Thanks for that, I have been looking at the BBR website lately trying to weigh up the options
Every car has a weak point. The ND2 gearbox seems to be ok, anyway.
This article sums up exactly why I got an ND2 2.0.
“A caterham with car play”
The caterham’s 3 inch wide footwell, spin the wheels in fourth, button steering wheel stones in the face nature is a long way removed from an MX5. I sold my Caterham but kept my mx5 as, like a caterham you can Chuck a Mx5 into a corner without hoping the electronics overcome physics.

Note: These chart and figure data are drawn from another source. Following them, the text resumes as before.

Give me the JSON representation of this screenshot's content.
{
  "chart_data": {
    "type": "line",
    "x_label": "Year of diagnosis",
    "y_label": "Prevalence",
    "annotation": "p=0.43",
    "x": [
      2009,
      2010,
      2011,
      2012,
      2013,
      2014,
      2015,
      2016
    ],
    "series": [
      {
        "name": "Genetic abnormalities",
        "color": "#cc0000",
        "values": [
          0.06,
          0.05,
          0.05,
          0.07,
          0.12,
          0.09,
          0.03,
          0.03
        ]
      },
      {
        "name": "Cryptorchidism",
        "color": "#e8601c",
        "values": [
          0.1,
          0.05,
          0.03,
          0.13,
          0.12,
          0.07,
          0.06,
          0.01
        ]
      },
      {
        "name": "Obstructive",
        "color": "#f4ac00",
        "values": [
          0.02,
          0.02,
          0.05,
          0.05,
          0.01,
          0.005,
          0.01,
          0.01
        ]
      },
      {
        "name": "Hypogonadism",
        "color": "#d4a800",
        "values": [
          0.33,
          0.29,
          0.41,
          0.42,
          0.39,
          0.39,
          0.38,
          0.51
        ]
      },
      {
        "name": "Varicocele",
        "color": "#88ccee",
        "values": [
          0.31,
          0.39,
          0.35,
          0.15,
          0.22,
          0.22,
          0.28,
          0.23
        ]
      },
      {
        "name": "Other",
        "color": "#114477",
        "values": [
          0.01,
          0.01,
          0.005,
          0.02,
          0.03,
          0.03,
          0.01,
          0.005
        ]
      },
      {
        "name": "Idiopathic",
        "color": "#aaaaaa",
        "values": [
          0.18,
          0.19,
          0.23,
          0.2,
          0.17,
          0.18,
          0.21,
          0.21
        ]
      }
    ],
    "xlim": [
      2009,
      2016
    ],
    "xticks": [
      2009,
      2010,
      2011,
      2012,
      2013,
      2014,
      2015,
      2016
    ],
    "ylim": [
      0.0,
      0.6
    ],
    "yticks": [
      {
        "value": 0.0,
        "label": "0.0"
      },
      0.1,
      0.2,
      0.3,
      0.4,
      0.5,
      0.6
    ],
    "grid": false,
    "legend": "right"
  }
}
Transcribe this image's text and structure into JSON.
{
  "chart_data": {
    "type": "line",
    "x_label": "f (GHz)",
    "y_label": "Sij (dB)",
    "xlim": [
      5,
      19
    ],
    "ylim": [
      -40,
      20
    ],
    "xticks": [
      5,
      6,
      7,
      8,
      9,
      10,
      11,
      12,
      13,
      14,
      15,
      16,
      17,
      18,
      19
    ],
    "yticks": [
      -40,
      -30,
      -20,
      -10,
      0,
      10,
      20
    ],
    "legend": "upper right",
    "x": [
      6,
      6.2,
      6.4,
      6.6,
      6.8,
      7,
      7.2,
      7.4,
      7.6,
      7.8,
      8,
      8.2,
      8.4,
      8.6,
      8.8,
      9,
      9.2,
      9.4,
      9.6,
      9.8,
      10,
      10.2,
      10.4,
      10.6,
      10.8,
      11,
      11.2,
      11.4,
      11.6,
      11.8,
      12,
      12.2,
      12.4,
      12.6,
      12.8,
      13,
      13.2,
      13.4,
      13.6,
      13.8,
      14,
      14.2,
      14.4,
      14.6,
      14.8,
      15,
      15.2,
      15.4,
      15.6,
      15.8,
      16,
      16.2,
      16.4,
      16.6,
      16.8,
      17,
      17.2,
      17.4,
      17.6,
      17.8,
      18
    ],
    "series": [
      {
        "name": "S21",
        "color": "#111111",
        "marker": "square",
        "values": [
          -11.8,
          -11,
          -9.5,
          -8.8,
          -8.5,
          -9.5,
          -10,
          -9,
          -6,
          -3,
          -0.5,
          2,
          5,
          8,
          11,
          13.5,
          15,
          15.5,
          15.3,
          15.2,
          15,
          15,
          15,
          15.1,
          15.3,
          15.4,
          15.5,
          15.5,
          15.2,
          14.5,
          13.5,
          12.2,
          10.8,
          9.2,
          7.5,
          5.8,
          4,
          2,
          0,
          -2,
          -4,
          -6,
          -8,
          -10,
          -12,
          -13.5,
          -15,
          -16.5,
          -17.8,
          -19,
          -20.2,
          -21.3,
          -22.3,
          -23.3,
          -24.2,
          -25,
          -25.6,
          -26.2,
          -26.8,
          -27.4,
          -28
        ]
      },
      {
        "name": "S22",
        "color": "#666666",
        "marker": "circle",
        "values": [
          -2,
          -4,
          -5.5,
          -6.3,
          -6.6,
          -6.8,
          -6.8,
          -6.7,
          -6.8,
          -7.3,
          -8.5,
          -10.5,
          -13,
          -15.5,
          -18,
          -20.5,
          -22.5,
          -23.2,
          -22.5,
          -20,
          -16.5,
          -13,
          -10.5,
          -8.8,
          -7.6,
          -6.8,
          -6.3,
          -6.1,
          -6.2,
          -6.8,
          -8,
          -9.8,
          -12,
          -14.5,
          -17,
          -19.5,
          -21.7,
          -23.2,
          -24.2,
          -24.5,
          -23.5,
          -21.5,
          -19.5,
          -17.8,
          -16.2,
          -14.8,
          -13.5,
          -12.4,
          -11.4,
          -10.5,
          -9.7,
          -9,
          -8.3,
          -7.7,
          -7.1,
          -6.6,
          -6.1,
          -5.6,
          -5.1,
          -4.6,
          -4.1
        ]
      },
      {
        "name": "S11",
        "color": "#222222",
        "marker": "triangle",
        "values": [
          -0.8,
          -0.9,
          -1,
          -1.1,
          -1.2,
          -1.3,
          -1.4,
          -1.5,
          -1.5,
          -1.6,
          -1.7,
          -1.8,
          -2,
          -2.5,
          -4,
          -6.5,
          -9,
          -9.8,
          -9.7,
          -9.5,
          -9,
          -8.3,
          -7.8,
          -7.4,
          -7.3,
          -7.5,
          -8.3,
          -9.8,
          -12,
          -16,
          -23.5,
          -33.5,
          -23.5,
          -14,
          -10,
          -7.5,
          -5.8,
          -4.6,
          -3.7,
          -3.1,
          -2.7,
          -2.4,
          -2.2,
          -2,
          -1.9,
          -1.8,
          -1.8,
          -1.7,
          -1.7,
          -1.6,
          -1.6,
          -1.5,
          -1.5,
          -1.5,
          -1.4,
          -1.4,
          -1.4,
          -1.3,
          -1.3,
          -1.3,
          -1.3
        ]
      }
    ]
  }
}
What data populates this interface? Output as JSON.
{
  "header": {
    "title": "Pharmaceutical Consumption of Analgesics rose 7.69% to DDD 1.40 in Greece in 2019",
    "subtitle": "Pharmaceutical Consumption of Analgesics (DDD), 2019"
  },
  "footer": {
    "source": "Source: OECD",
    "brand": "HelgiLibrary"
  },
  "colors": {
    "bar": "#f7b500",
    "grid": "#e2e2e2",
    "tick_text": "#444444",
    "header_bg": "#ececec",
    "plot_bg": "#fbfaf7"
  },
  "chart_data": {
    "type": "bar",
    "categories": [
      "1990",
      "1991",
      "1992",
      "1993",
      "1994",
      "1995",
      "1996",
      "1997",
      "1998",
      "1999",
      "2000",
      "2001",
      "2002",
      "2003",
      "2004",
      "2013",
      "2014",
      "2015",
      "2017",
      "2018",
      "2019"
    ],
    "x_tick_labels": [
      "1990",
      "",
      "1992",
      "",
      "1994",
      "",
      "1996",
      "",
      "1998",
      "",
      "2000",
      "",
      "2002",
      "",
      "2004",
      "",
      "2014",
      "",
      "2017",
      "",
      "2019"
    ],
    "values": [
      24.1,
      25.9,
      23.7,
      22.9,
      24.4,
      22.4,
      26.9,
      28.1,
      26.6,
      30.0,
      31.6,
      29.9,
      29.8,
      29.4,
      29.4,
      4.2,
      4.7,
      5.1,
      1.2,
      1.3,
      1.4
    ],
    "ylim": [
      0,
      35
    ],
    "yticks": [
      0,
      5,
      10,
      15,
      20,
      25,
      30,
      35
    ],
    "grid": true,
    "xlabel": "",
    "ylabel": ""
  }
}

The main reason not to have a caterham though is it’s a right palava getting into a caterham. Then just as you’ve finished buckling in you see the steering wheel tantalisingly close but just out of reach on the bonnet so you get out to get it, then as you’ve buckled up again you realise your wallet is on the boot (as you’d do yourself an injury if you got in a caterham with your wallet in your pocket) but no matter you can’t reach that either without getting out. And you can’t lock it but people can walk off with your doors. I drove mine down the m6 early one morning from Carlisle to curborough for a spot of sprinting and had to stop to put my nomex and helmet on - so cold.
Exactly. Put me off. They’re no doubt a far superior experience but as a usable toy with scope to retain comfort and long distances, the Caterham is just daft.